Spanish – The situation of Citgo, PDVSA‘s largest oil subsidiary abroad, keeps in suspense not only Venezuela but also the creditors who expect to claim their share, among them Russia, which has 49.9% of the shares.
The fact that Russia is involved in the business represents a danger for US national security since in case it takes possession, the country governed by Vladimir Putin would become the second-largest foreign owner with refining capacity in the American Union.
This is no small feat, considering the troubled relations between the United States and Russia and Putin’s ambition to expand his tentacles beyond Russian borders.
When the negotiation of the 2020 bonds took place, Nicolás Maduro sold 50.1% of shares through bonds to private creditors. The other 49.9% of shares were traded with Rosneft, the Russian oil company.
An article published by The National Interest urges attention to what may happen with Russia and offers alternatives to Joe Biden in the interest of protecting American sovereignty.
Light at the end of the tunnel
Citgo has oil and gas pipelines across the US, some 5000 gas stations in 30 states, and three major refineries with the capacity to process 750,000 barrels of oil per day, making it the sixth-largest refinery network in the US.
The bonds negotiated by Chavismo are valid according to the sentence issued by the New York court in mid-October. Therefore, the possibility that Russia has to take over the subsidiary.
As an alternative, the article in The National Interest reports on a possibility in the American justice system.
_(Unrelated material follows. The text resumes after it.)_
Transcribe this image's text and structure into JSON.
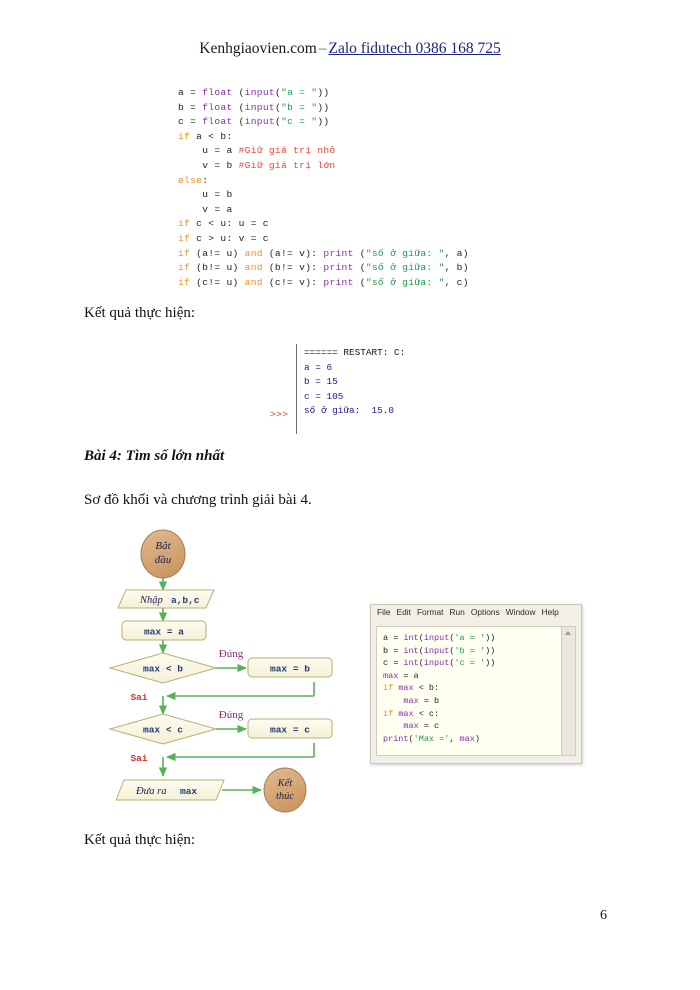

It is a matter of going to the Committee of Foreign Investment of the Treasury in the United States, in charge of reviewing “mergers or acquisitions.”
The committee could approve the purchase of Citgo shares by US entities, a task that would not be difficult given the profitability of Citgo and how undervalued its shares are at present, the article states.
The message goes directly to Joe Biden, whom he urges to maintain the ban on marketing that harms the company.
This purchase could also benefit Venezuela if the US puts as a condition that stakeholders use a portion of Citgo’s revenues to support the humanitarian crisis in the Caribbean nation.
Countries that receive Venezuelan migrants could also obtain resources, for example, Colombia, where there are currently more than 1.7 million Venezuelans, according to the most recent figure from Migración Colombia. It is the country in Latin America with the largest number of Venezuelans in this situation, according to UNHCR.
The US extends protection
The situation became tense when interim President Juan Guaidó, instead of negotiating with creditors, directly introduced a lawsuit to demand the invalidity of the bonds. The New York court rejected the argument and declared them “enforceable.”
The Citgo takeover is virtually a reality that has not been executed thanks to the protection of the US Treasury Department.
The measure, in force until January 2021, was again extended until July 21 of next year, giving the opportunity to find a new legal remedy to prevent the taking of the creditors.
Now, Juan Guiadó’s administration and the US government will have to continue exploring ways.